In terzo luogo, il motivo non coglie la ratio decidendi con la quale la Corte d’appello ha comunque esaminato la segnalata questione, osservando che “le operazioni peritali si sono regolarmente svolte con l’analisi della documentazione concordemente integrata dalle parti, nel costante contraddittorio delle parti e sulla base di criteri ragionevoli e anch’essi condivisi senza riserve tempestivamente esplicitate (…), ricondotti alla media delle uscite e delle entrate del periodo, peraltro assai limitato se riferito alla complessiva durata del rapporto (…), laddove nessuna analoga censura era stata mossa in appello alla c.t.u. espletata in primo grado, fondata sui medesimi criteri e su documentazione più limitata”; la Corte ha aggiunto che “il c.t.u. ha effettuato una completa verifica applicando al complesso del rapporto (…) i parametri più restrittivi previsti dalla legge per le anticipazioni in conto corrente, concludendo in ogni caso per il rispetto dei limiti del tasso soglia per tutti i trimestri considerati (…)”.

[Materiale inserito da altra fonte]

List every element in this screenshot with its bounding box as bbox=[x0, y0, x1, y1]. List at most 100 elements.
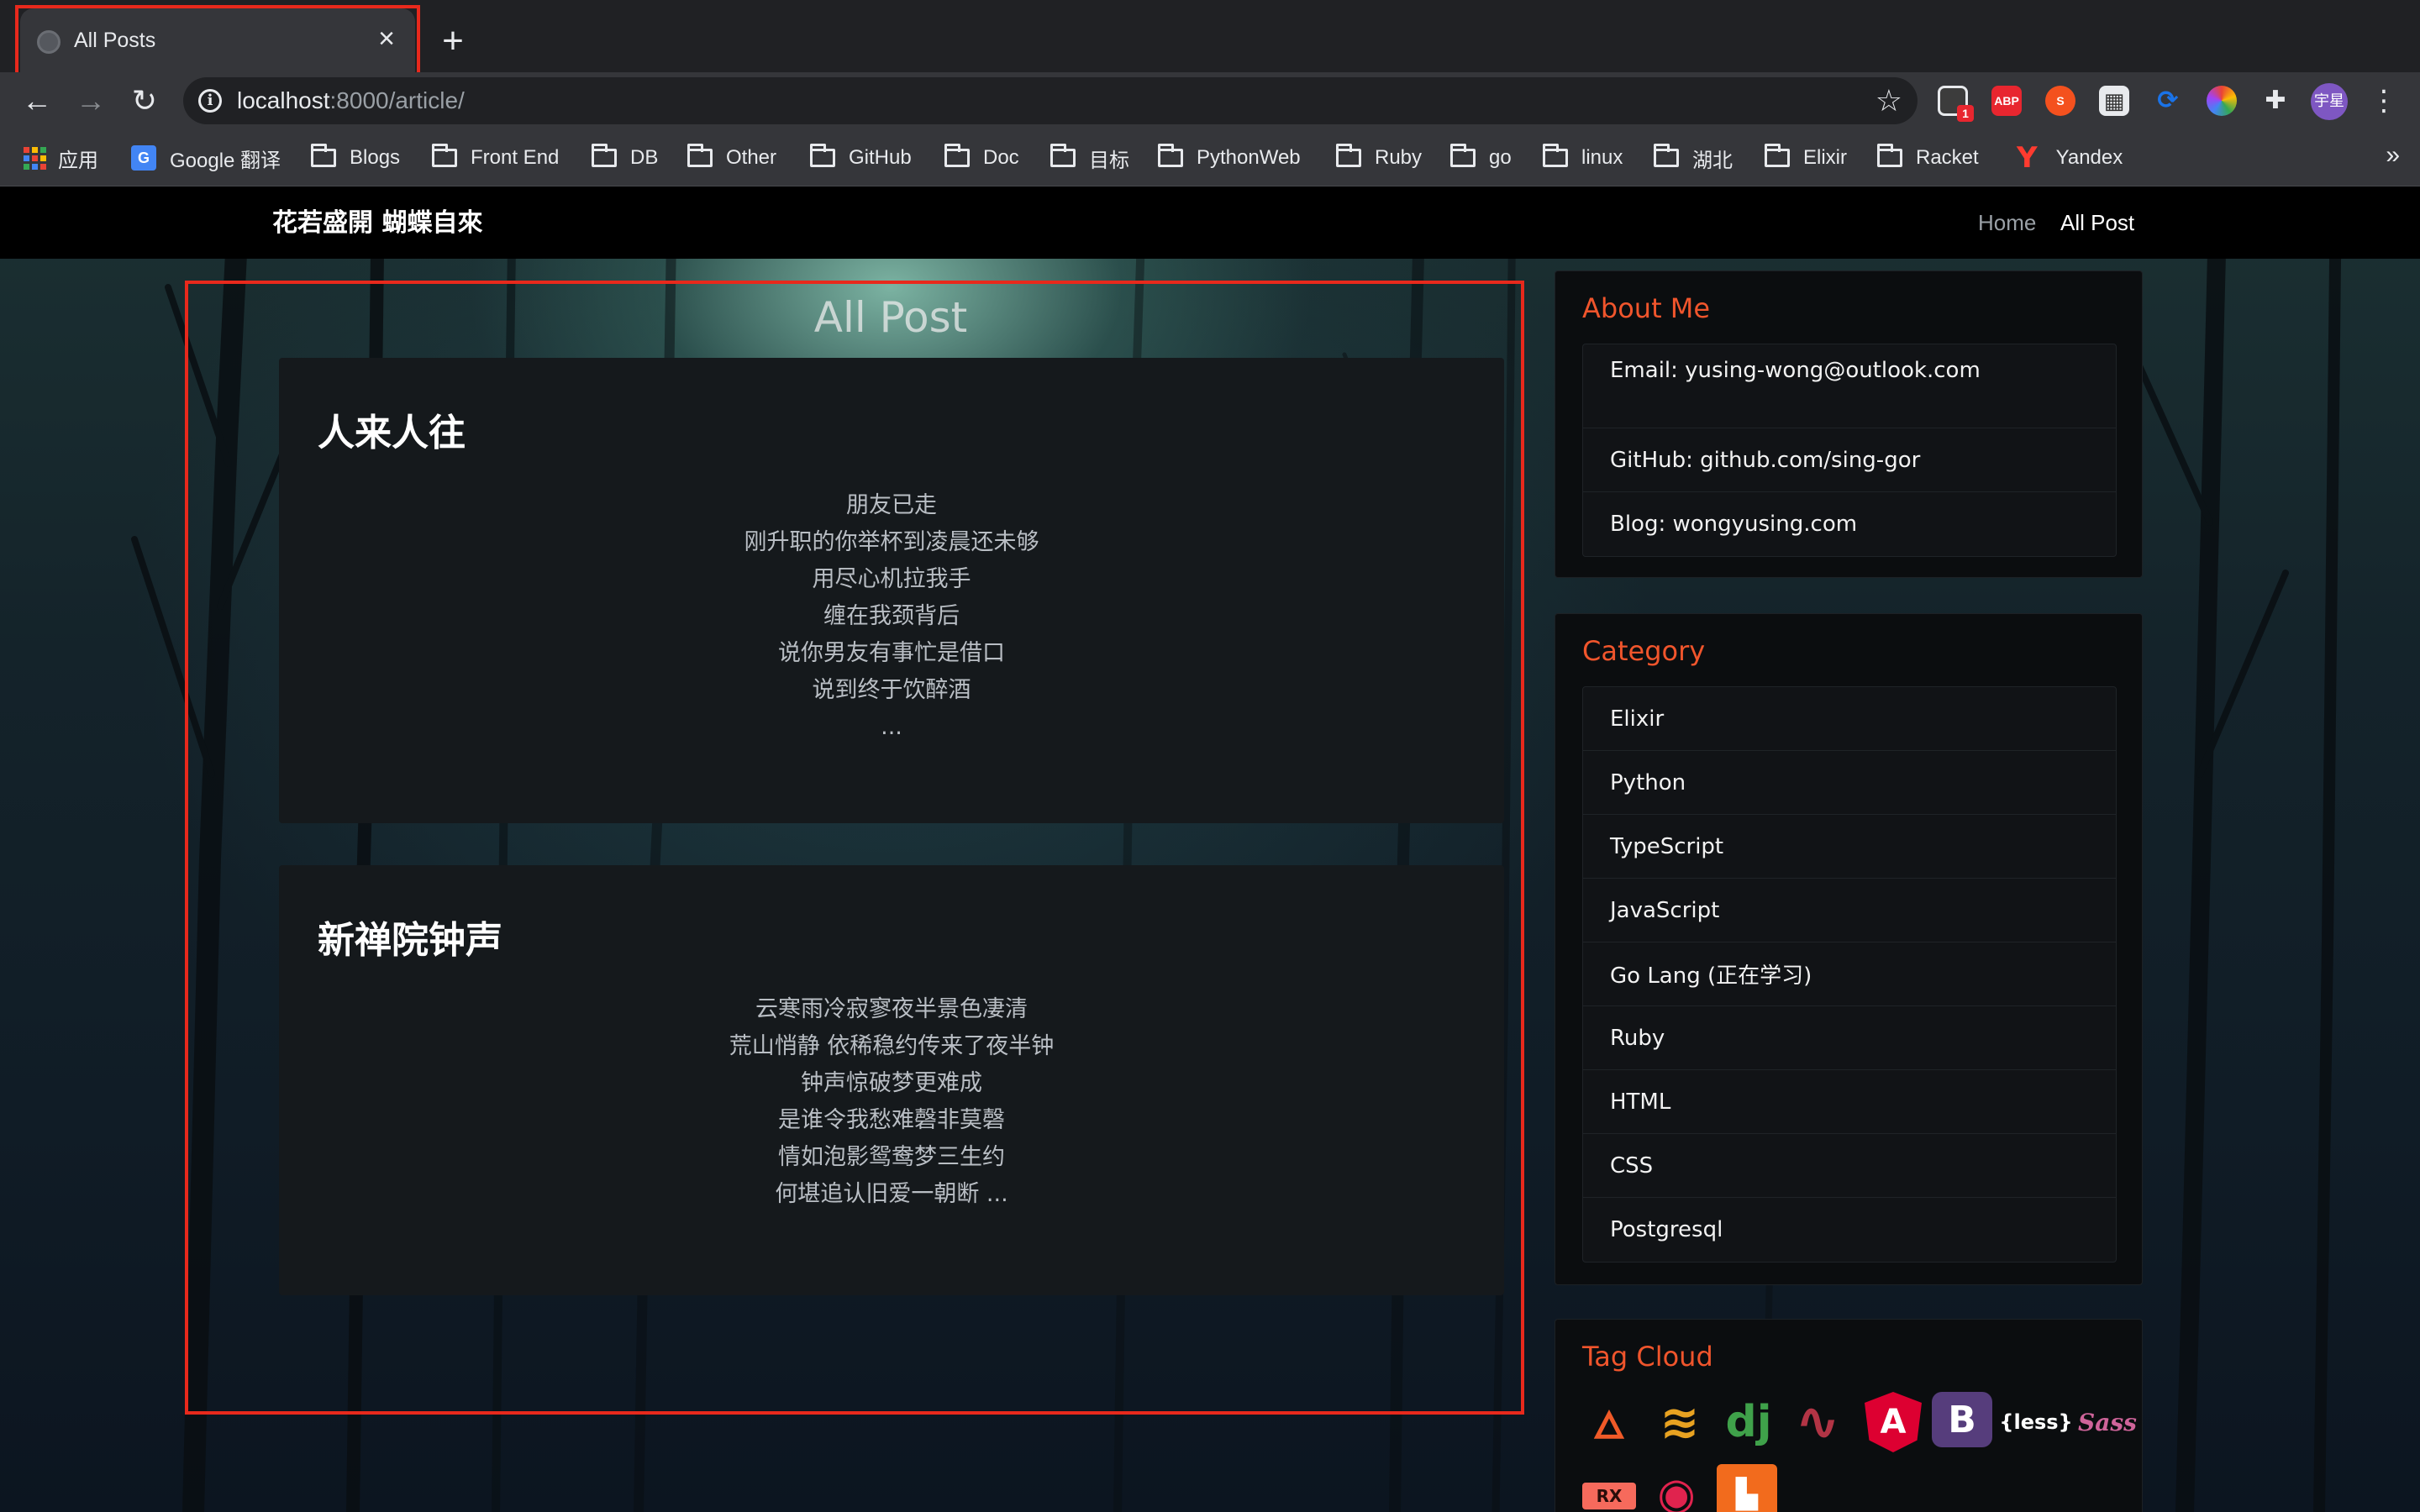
adblock-plus-icon[interactable]: ABP bbox=[1991, 86, 2022, 116]
rails-icon[interactable]: ∿ bbox=[1784, 1391, 1851, 1453]
info-icon[interactable]: i bbox=[198, 89, 222, 113]
bookmark-label: 湖北 bbox=[1692, 149, 1733, 172]
bookmark-doc[interactable]: Doc bbox=[944, 143, 1019, 173]
category-item[interactable]: JavaScript bbox=[1583, 879, 2116, 942]
bookmark-label: Racket bbox=[1916, 146, 1979, 169]
screen-capture-extension-icon[interactable]: 1 bbox=[1938, 86, 1974, 122]
nestjs-icon[interactable]: ◉ bbox=[1649, 1464, 1703, 1512]
post-line: 荒山悄静 依稀稳约传来了夜半钟 bbox=[729, 1033, 1055, 1059]
bookmark-label: Other bbox=[726, 146, 777, 169]
post-excerpt: 云寒雨冷寂寥夜半景色凄清 荒山悄静 依稀稳约传来了夜半钟 钟声惊破梦更难成 是谁… bbox=[279, 991, 1504, 1213]
bookmark-label: linux bbox=[1581, 146, 1623, 169]
s-extension-icon[interactable]: S bbox=[2045, 86, 2075, 116]
category-title: Category bbox=[1582, 635, 1706, 667]
forward-arrow-icon[interactable]: → bbox=[71, 81, 111, 121]
category-item[interactable]: HTML bbox=[1583, 1070, 2116, 1134]
bookmark-label: Ruby bbox=[1375, 146, 1423, 169]
category-item[interactable]: Elixir bbox=[1583, 687, 2116, 751]
post-card[interactable]: 新禅院钟声 云寒雨冷寂寥夜半景色凄清 荒山悄静 依稀稳约传来了夜半钟 钟声惊破梦… bbox=[279, 865, 1504, 1295]
bookmark-label: Google 翻译 bbox=[170, 149, 281, 172]
folder-icon bbox=[810, 144, 835, 167]
post-line: 刚升职的你举杯到凌晨还未够 bbox=[744, 529, 1039, 555]
bookmark-label: 目标 bbox=[1089, 149, 1129, 172]
about-blog[interactable]: Blog: wongyusing.com bbox=[1583, 492, 2116, 556]
category-item[interactable]: Ruby bbox=[1583, 1006, 2116, 1070]
bookmark-github[interactable]: GitHub bbox=[810, 143, 912, 173]
bookmark-star-icon[interactable]: ☆ bbox=[1876, 82, 1902, 119]
color-picker-extension-icon[interactable] bbox=[2207, 86, 2237, 116]
bookmark-湖北[interactable]: 湖北 bbox=[1654, 143, 1733, 173]
post-title[interactable]: 新禅院钟声 bbox=[318, 917, 502, 964]
bookmark-google-翻译[interactable]: G Google 翻译 bbox=[131, 143, 281, 173]
post-card[interactable]: 人来人往 朋友已走 刚升职的你举杯到凌晨还未够 用尽心机拉我手 缠在我颈背后 说… bbox=[279, 358, 1504, 823]
post-title[interactable]: 人来人往 bbox=[318, 410, 466, 457]
category-item[interactable]: TypeScript bbox=[1583, 815, 2116, 879]
category-list: Elixir Python TypeScript JavaScript Go Lang … bbox=[1582, 686, 2117, 1263]
bookmark-blogs[interactable]: Blogs bbox=[311, 143, 400, 173]
crop-extension-icon[interactable]: ⟳ bbox=[2153, 86, 2183, 116]
bookmark-应用[interactable]: 应用 bbox=[24, 143, 98, 173]
back-arrow-icon[interactable]: ← bbox=[17, 81, 57, 121]
about-github[interactable]: GitHub: github.com/sing-gor bbox=[1583, 428, 2116, 492]
django-icon[interactable]: dj bbox=[1722, 1392, 1776, 1452]
about-me-list: Email: yusing-wong@outlook.com GitHub: g… bbox=[1582, 344, 2117, 557]
category-item[interactable]: Postgresql bbox=[1583, 1198, 2116, 1262]
bookmark-yandex[interactable]: Y Yandex bbox=[2017, 141, 2123, 175]
rx-icon[interactable]: RX bbox=[1582, 1483, 1636, 1509]
folder-icon bbox=[1336, 144, 1361, 167]
folder-icon bbox=[944, 144, 970, 167]
extensions-puzzle-icon[interactable]: ✚ bbox=[2260, 86, 2291, 116]
bookmark-other[interactable]: Other bbox=[687, 143, 776, 173]
more-bookmarks-icon[interactable]: » bbox=[2386, 141, 2400, 170]
nav-link-all-post[interactable]: All Post bbox=[2060, 208, 2134, 237]
bookmark-label: Yandex bbox=[2055, 146, 2123, 169]
less-icon[interactable]: {less} bbox=[1999, 1392, 2072, 1452]
tab-all-posts[interactable]: All Posts × bbox=[20, 8, 415, 72]
bookmark-go[interactable]: go bbox=[1450, 143, 1512, 173]
bookmark-front-end[interactable]: Front End bbox=[432, 143, 559, 173]
bootstrap-icon[interactable]: B bbox=[1932, 1392, 1992, 1447]
bookmark-linux[interactable]: linux bbox=[1543, 143, 1623, 173]
qr-extension-icon[interactable]: ▦ bbox=[2099, 86, 2129, 116]
notification-badge: 1 bbox=[1957, 105, 1974, 122]
close-icon[interactable]: × bbox=[370, 22, 403, 55]
bookmark-pythonweb[interactable]: PythonWeb bbox=[1158, 143, 1301, 173]
category-item[interactable]: Python bbox=[1583, 751, 2116, 815]
bookmarks-bar: » 应用 G Google 翻译 Blogs Front End DB Other GitHu… bbox=[0, 129, 2420, 186]
new-tab-button[interactable]: + bbox=[432, 22, 474, 64]
web-page: 花若盛開 蝴蝶自來 Home All Post All Post 人来人往 朋友… bbox=[0, 186, 2420, 1512]
bookmark-racket[interactable]: Racket bbox=[1877, 143, 1979, 173]
category-item[interactable]: CSS bbox=[1583, 1134, 2116, 1198]
url-text[interactable]: localhost:8000/article/ bbox=[237, 87, 465, 114]
bookmark-目标[interactable]: 目标 bbox=[1050, 143, 1129, 173]
bookmark-label: 应用 bbox=[58, 149, 98, 172]
category-item[interactable]: Go Lang (正在学习) bbox=[1583, 942, 2116, 1006]
post-line: 缠在我颈背后 bbox=[823, 603, 960, 629]
post-line: 云寒雨冷寂寥夜半景色凄清 bbox=[755, 996, 1028, 1022]
sass-icon[interactable]: Sass bbox=[2078, 1392, 2137, 1452]
post-line: 是谁令我愁难磬非莫磬 bbox=[778, 1107, 1005, 1133]
bookmark-db[interactable]: DB bbox=[592, 143, 658, 173]
apps-icon bbox=[24, 146, 46, 170]
nav-link-home[interactable]: Home bbox=[1978, 208, 2036, 237]
profile-avatar[interactable]: 宇星 bbox=[2311, 83, 2348, 120]
tag-cloud-panel: Tag Cloud 🜂 ≋ dj ∿ A B {less} Sass RX ◉ ▙ bbox=[1555, 1319, 2143, 1512]
post-line: 钟声惊破梦更难成 bbox=[801, 1070, 982, 1096]
browser-menu-icon[interactable]: ⋮ bbox=[2370, 81, 2398, 121]
site-brand[interactable]: 花若盛開 蝴蝶自來 bbox=[272, 207, 482, 240]
folder-icon bbox=[1877, 144, 1902, 167]
folder-icon bbox=[1654, 144, 1679, 167]
reload-icon[interactable]: ↻ bbox=[124, 81, 165, 121]
folder-icon bbox=[1765, 144, 1790, 167]
post-line: 何堪追认旧爱一朝断 ... bbox=[775, 1181, 1008, 1207]
about-me-title: About Me bbox=[1582, 292, 1711, 324]
about-me-panel: About Me Email: yusing-wong@outlook.com … bbox=[1555, 270, 2143, 578]
google-translate-icon: G bbox=[131, 145, 156, 171]
rabbitmq-icon[interactable]: ▙ bbox=[1717, 1464, 1777, 1512]
phoenix-icon[interactable]: 🜂 bbox=[1582, 1392, 1636, 1452]
bookmark-ruby[interactable]: Ruby bbox=[1336, 143, 1422, 173]
address-bar[interactable]: i localhost:8000/article/ ☆ bbox=[183, 77, 1918, 124]
tornado-icon[interactable]: ≋ bbox=[1653, 1392, 1707, 1452]
angular-icon[interactable]: A bbox=[1865, 1392, 1922, 1452]
bookmark-elixir[interactable]: Elixir bbox=[1765, 143, 1847, 173]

Il secondo motivo denuncia violazione e falsa applicazione degli artt. 1346 e 1418 c.c., per avere rigettato l’eccezione, avanzata nel giudizio di appello, di nullità della clausola contrattuale relativa alla pattuizione delle c.m.s. per mancanza di causa e indeterminatezza dell’oggetto, essendo priva di indicazioni circa la base di calcolo, i criteri e la periodicità dell’addebito.

Il motivo è inammissibile, sia perchè è privo di specificità, ai sensi dell’art. 366 c.p.c., in ordine alle ragioni della eccepita nullità della pattuizione relativa alle c.m.s., sia perchè ha ad oggetto una questione nuova, non trattata nella sentenza impugnata nè dedotta nell’atto di appello avverso la sentenza del tribunale che aveva riconosciuto le c.m.s. (nella misura dello 0,125%), avendo i ricorrenti proposto in appello solo le questioni della illegittima capitalizzazione semestrale e della usurarietà degli interessi per mancata inclusione delle c.m.s. nel tasso soglia (del resto, i ricorrenti nel chiedere di includere tale accessorio nel calcolo del predetto tasso ne hanno implicitamente confermato la debenza). Ne consegue che sulla statuizione del primo giudice relativa alla debenza delle c.m.s. è calato il giudicato.

Il ricorso è inammissibile. Le spese seguono la soccombenza e si liquidano in dispositivo.

PQM

La Corte dichiara il ricorso inammissibile; condanna i ricorrenti alle spese, liquidate in Euro 5600,00, di cui Euro 5400,00 per compensi, oltre accessori di legge.

Dà atto della sussistenza dei presupposti processuali per il versamento, da parte del ricorrente, ai sensi del D.P.R. n. 115 del 2002, art. 13, comma 1 quater, nel testo introdotto dalla L. n. 228 del 2012, art. 1, comma 17, di un ulteriore importo a titolo di contributo unificato, in misura pari a quello, ove dovuto, per il ricorso, a norma dello stesso art. 13, comma 1 bis.

Così deciso in Roma, il 6 ottobre 2020.